Five demands, one stubborn insect
A close reading of the manifesto, why we have exactly five, and what it would take to retire one of them.
We have five demands. This is not a typo. We are not “working on” a sixth. We are not “exploring” a seventh. We have five, and we will be slightly cross if you ask us for an eighth.
Why exactly five
Five is a small enough number to memorise, large enough to feel like a movement, and round enough to print on a tote bag. Most manifestos fail because they are not memorisable. Ours succeeds because, by the second demand, you can already hum it.
The five
- A public holiday on every Monday. We considered Tuesdays, but Mondays have a more cinematic quality. We considered Sundays, but those are already weekends in disguise.
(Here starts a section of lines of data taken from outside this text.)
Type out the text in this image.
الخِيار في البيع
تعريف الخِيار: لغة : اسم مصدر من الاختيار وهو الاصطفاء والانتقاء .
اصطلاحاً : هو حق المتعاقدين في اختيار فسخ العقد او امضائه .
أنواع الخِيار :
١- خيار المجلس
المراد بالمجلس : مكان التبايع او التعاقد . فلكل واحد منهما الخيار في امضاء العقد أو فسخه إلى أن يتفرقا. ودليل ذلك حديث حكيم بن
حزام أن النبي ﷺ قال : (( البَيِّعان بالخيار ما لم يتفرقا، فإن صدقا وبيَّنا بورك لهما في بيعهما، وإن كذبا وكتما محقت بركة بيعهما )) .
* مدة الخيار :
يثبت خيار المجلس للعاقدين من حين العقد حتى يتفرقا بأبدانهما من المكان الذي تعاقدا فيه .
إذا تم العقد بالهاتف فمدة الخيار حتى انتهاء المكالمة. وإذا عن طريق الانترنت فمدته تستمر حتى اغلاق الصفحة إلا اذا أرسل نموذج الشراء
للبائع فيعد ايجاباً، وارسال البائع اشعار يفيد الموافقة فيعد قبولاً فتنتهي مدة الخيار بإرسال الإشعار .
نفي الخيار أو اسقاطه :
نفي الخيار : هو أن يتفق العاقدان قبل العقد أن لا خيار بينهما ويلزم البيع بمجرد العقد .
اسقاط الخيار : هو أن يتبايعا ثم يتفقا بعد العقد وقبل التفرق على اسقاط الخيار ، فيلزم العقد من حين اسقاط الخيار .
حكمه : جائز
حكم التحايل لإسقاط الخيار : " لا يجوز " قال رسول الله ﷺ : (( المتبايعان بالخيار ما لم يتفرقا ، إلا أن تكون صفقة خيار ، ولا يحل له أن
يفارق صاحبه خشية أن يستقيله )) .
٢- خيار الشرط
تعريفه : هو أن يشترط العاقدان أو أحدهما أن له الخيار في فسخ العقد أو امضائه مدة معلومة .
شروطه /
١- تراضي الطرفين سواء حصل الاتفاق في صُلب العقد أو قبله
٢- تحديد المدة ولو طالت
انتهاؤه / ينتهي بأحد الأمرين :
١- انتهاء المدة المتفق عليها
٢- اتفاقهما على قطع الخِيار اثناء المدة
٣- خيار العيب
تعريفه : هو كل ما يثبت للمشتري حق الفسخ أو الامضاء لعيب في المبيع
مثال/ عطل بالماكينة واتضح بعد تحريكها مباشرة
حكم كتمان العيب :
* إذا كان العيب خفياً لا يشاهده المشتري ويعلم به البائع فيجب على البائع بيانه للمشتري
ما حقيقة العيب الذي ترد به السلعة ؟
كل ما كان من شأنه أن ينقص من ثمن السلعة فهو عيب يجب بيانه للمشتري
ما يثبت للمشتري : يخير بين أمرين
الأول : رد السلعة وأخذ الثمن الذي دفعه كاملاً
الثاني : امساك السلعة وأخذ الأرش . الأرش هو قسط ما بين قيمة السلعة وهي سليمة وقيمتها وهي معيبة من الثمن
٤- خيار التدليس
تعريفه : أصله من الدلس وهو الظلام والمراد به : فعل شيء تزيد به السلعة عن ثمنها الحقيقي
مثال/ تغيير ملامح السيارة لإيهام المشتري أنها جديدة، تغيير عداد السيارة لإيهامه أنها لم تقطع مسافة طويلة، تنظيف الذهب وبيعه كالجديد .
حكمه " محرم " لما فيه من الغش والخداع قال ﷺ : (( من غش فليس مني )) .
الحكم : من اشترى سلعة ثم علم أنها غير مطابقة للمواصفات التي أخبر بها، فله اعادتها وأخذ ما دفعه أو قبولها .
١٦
- Free chai at every government office. We considered coffee. We considered vending machines. We considered nothing. Chai, in a steel glass, served by someone who is at least mildly happy to be there. This is non-negotiable.
- The right to refuse forwarded WhatsApp greetings. A legal right, enforceable, with no fines and no apology.
- Mandatory chair audits in every office. Quarterly. Spine integrity, lumbar support, and the willingness to not squeak.
- A small medal for finishing the paperwork. For forms longer than two pages, submitted in good faith. A tiny medal and a formal note. The medal is symbolic. The note is not.
When can we retire one?
When a competent authority confirms, in writing, that the demand is structurally met at a national scale. Until then, the five stand. The cockroach will not be moved.